There are no positive reasons for dating a married man. Even the good reasons don’t stand the test of time and turn out to be bad ideas in good ideas’ clothing. After a brief research on why ladies get involved with married men it was discovered that most times this ladies go after married men because they are rich, compared to their broke boyfriend. They are more caring, for they know how to take care of them and they are always there for them. They have security and connection through these men. But ask yourself if it’s really worth it, losing your pride and dignity for something so lowly and vain.
A woman with even an ounce of pride would NEVER share someone else’s husband. If you find yourself on the brink of temptation, look at these 10 truths before you leap:
1. It is so wrong
Of all the reasons not to get involved with a married man, the primary one has to be this: it’s just plain wrong. Both a married man and his girlfriend can come up with all sorts of reasons to justify what they’re doing – it’s real love, his wife doesn’t treat him right, etc. Those are excuses but cheating is never right, and a person with dignity just wouldn’t be part of it. Getting involved with a married man is so wrong even for all the right reasons. Society frowns at it, God detests fornication, and you aren’t being fair to even yourself.
2. He is the winner
He’s got his cake and is eating it, too. He has a legitimate married relationship that helps his public persona and he has an illegitimate one with you to make up for what he missing in his marriage.He can spends his days with you and his nights with his wife; if you ask us, he is very blessed. When he is tired of you, he can move on with no strings attached, and don’t think he won’t.
If he could do that to someone to whom he is legally bound, what will he do to you who only has his words? He is the one who is being hailed by his friends as “the really big man” while you are the husband- snatcher. He wins, for while his morale is always high, yours will be low, for you will have no dignity or pride again.
3. He won’t leave her for you
We don’t care how many promises he made to you, don’t expect him to leave her and come marry you. So you can start preparing yourself for heartbreak when he moves on to someone else who is just as naïve. And yes he’ll find someone sweeter, shapelier and better than you ever are. pity you, he goes home to his wife, you go home wishing he it had lasted forever.
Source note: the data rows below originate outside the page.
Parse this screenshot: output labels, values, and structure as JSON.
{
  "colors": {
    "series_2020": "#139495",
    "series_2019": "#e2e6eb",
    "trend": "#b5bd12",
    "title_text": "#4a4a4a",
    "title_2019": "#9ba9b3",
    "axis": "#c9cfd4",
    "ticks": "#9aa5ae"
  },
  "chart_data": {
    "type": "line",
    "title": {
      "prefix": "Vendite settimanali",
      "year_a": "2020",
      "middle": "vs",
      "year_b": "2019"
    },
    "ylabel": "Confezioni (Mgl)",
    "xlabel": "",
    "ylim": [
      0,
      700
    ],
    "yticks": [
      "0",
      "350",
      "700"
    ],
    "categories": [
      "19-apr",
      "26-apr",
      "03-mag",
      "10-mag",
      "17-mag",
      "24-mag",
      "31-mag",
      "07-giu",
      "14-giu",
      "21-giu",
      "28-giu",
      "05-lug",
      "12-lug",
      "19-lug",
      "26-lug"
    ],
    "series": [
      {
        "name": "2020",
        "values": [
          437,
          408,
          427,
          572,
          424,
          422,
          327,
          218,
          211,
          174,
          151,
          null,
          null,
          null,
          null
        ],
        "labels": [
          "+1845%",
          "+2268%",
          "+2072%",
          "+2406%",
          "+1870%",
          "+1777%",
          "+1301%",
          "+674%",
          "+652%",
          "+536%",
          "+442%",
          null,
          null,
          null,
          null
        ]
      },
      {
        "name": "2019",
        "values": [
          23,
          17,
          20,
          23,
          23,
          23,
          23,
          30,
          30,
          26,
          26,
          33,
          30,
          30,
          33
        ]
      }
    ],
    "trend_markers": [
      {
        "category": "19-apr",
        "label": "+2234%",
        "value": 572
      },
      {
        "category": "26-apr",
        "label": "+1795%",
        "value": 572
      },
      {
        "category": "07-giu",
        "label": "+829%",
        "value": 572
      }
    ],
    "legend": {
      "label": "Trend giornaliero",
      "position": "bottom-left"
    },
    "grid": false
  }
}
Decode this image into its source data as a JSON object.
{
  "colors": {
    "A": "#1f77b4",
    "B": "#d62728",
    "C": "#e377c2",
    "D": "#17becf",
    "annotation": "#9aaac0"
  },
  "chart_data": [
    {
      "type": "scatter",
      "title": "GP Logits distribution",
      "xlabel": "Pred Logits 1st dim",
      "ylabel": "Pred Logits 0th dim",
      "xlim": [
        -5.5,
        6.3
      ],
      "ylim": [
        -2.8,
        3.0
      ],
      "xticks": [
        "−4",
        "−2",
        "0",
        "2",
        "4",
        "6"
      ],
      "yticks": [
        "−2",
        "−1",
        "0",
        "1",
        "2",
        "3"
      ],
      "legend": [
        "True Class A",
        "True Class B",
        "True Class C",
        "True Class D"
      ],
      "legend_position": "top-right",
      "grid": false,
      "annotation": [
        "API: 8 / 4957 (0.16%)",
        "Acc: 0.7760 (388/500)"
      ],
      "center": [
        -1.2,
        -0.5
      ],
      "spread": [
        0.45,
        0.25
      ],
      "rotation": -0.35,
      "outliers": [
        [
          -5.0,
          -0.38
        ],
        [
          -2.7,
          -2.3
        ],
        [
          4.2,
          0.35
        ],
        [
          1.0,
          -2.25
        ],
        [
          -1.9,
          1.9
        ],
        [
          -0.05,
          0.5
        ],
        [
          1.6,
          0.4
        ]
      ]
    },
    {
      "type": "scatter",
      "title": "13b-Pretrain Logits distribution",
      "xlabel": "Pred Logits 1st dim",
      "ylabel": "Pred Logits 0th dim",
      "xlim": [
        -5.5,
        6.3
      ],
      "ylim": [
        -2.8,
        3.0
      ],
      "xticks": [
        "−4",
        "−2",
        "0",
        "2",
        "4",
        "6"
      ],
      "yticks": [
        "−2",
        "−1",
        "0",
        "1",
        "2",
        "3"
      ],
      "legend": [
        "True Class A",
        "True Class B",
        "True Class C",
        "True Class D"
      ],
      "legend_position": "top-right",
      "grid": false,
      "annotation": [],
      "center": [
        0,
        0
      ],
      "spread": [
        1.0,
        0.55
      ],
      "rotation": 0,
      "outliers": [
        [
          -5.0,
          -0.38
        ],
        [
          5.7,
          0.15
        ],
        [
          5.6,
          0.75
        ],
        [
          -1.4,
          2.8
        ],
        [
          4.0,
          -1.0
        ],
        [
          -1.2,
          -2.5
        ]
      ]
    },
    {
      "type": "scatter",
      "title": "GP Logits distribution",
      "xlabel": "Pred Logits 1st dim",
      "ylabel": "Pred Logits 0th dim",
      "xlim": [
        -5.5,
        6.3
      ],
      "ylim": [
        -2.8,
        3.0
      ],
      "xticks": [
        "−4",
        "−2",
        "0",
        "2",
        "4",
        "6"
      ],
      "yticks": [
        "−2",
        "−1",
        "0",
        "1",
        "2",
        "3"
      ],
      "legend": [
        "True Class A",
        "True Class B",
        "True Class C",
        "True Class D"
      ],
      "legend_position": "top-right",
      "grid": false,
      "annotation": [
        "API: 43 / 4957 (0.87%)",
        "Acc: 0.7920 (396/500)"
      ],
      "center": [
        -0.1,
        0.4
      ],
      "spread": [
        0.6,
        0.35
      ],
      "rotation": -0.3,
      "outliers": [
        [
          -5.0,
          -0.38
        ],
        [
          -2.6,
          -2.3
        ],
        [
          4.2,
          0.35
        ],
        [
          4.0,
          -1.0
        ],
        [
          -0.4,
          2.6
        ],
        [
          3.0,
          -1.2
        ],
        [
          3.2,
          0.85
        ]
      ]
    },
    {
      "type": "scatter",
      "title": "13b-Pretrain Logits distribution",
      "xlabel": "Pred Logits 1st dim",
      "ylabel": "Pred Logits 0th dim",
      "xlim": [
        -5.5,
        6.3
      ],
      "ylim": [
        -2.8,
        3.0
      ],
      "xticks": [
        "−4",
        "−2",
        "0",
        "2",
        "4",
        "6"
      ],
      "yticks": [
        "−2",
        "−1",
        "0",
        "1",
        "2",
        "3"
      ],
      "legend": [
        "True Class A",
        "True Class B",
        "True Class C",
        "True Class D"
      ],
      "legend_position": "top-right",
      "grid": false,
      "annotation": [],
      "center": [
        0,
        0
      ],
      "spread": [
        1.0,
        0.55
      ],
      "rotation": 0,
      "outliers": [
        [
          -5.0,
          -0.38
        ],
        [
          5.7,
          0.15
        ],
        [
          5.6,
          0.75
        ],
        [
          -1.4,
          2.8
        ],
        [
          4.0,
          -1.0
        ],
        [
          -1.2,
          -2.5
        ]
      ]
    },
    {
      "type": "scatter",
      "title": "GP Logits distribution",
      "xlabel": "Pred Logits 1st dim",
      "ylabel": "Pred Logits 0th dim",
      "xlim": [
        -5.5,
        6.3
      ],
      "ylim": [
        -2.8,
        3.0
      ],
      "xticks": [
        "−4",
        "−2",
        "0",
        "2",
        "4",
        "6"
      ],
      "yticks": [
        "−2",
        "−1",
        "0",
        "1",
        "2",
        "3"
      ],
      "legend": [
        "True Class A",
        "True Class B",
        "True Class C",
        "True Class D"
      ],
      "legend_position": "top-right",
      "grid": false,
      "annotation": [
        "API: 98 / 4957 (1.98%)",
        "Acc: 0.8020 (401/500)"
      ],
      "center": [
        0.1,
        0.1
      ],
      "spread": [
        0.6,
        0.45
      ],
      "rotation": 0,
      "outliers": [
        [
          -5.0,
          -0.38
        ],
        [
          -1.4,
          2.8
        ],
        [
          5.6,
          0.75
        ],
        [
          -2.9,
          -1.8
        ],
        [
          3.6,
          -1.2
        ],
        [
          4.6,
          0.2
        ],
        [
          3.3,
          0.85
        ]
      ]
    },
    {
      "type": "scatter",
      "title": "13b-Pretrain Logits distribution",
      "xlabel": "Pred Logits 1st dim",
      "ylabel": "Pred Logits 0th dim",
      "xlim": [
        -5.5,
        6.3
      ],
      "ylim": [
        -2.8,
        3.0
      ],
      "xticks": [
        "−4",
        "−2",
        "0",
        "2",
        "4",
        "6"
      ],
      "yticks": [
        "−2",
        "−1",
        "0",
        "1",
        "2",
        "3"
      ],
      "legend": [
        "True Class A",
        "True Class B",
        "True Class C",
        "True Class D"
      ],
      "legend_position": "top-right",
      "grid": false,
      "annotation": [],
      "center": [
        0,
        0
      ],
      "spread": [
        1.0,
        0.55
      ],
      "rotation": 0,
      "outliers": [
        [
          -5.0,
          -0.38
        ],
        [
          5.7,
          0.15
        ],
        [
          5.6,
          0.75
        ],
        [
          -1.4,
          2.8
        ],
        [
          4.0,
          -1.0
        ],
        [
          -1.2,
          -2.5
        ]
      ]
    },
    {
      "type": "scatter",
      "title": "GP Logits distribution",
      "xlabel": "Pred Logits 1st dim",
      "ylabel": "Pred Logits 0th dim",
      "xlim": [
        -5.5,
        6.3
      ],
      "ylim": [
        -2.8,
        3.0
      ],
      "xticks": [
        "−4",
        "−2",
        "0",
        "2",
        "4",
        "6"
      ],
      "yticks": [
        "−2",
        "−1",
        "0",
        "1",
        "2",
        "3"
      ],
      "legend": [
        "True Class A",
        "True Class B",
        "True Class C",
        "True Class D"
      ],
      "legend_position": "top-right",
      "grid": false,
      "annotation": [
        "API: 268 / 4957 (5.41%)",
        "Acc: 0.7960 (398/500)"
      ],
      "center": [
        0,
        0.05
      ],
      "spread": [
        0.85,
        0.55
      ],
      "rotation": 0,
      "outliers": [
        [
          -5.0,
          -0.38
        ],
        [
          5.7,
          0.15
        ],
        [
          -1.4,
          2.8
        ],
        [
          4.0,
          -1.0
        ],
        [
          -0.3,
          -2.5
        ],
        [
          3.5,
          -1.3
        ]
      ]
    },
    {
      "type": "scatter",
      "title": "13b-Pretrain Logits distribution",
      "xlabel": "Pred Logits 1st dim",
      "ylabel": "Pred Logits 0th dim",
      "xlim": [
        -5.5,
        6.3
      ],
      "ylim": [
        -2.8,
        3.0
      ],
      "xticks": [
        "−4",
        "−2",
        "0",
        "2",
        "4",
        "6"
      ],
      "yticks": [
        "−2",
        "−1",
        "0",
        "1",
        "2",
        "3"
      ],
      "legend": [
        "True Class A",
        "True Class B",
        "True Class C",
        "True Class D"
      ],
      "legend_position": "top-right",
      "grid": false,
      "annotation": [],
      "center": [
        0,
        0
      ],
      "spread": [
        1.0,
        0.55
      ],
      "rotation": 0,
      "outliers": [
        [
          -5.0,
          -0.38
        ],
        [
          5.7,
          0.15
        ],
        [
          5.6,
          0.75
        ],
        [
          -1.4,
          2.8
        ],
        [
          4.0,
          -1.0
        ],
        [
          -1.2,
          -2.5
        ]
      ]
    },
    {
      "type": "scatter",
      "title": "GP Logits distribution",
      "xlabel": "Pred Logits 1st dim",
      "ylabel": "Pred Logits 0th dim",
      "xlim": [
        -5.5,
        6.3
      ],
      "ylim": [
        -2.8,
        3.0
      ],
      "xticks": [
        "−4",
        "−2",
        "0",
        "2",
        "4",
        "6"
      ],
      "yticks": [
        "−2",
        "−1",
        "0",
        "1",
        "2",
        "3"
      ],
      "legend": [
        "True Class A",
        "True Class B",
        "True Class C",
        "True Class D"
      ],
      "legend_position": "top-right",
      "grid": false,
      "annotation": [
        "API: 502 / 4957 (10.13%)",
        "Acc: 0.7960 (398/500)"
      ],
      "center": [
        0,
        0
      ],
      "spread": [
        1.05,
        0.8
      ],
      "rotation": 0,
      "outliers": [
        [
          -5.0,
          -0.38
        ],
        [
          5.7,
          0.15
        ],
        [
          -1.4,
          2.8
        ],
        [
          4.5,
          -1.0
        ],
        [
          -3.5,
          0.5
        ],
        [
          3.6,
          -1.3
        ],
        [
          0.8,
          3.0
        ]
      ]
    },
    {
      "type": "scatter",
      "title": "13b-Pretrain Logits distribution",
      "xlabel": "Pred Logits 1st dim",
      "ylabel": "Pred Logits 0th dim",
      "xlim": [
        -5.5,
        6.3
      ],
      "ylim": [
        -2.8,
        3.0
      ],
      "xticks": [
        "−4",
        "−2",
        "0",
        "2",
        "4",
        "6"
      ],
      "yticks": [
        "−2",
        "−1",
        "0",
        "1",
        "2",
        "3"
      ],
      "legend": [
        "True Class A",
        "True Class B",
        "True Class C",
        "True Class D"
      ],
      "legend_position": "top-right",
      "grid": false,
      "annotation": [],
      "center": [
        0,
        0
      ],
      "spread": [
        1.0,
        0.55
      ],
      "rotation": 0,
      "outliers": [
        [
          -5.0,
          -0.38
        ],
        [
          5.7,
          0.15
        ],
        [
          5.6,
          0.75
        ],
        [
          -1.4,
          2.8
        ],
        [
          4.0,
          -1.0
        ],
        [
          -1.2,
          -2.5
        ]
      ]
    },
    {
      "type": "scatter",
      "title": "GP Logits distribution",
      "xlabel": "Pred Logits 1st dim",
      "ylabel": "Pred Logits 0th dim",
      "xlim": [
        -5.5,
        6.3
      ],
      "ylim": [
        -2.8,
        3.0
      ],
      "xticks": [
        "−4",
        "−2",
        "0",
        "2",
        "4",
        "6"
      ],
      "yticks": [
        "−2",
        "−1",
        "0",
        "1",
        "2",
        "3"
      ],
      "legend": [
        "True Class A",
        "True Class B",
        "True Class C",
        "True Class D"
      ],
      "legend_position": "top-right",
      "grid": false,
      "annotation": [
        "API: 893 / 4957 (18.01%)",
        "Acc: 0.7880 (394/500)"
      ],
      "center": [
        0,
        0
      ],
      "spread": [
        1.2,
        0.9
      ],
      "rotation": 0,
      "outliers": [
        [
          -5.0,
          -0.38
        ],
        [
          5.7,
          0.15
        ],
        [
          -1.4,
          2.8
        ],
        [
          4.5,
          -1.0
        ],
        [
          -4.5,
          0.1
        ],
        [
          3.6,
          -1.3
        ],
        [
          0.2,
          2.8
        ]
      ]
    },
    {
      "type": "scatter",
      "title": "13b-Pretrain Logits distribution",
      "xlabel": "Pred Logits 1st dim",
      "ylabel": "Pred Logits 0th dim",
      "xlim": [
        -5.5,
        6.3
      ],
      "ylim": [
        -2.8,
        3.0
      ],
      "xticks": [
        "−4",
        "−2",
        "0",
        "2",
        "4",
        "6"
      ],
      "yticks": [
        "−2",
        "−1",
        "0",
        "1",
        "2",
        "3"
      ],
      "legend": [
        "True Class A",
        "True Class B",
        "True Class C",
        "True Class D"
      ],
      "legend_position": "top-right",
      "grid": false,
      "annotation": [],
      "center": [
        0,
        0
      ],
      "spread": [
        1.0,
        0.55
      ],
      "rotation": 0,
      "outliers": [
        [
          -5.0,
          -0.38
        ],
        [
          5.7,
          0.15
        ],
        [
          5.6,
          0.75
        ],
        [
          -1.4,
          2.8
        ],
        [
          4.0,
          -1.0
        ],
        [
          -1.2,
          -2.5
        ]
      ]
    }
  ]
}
4. He might not be who you think he is
We hear stories about how some girls were used for ritual sacrifice, it isn’t a day that the act is perpetuated, the married man could have kept stuffing the girl with money and food, like a broiler waiting for the day he’ll slaughter her for money ritual.
But of course he wouldn’t use his wife. You don chop, come die, funny. Besides you will never know for sure where he is, what he is doing, and who he is doing it with. There is always two sides to every story and unfortunately, you will never know any other side but his.
5. You’ll always be his little secret
No one can know about you. Not family, not respectable friends, you can’t go out with him in public because you just might get caught either by his family or yours. Plain and simple, he doesn’t want anybody to know about you for the fear of making himself look bad. Prepare for a hide-and-seek affair. You really can’t call what you are having a relationship, think of it more like a hide and seek game.
And hiding can be exhausting, having to keep your relationship a secret can attack your self-esteem and cause you to miss out on one of the wonderful aspects of a relationship. Walking together freely and radiantly through the world can fill you with the glow of being with someone who is proud to be with you. So why even bother?
6. Lose his respect and it’s over
It is pretty obvious that immediately you accept his offer, his respect for you is gone. because he is thinking “she’s after my money” so the likeness reduces and you become his little puppet, he’ll start stringing you around. So even though he’s the one who pursued you, even though he’s the one that made it difficult to say “No.” And even though he tells you how wonderful you are. At some level, he’s going to have trouble respecting you for settling for such a flawed relationship. Watch it, so he won’t wash you
7. You’re kidding yourself
Despite that he tells you he loves you, reassuring you how much you mean to him, his not ending his relationship with his wife and coming into your arms speaks for itself, you are a second best. A mediocre and you are worth having fun with but not marrying. If such is the case why settle for less when you can go for your type.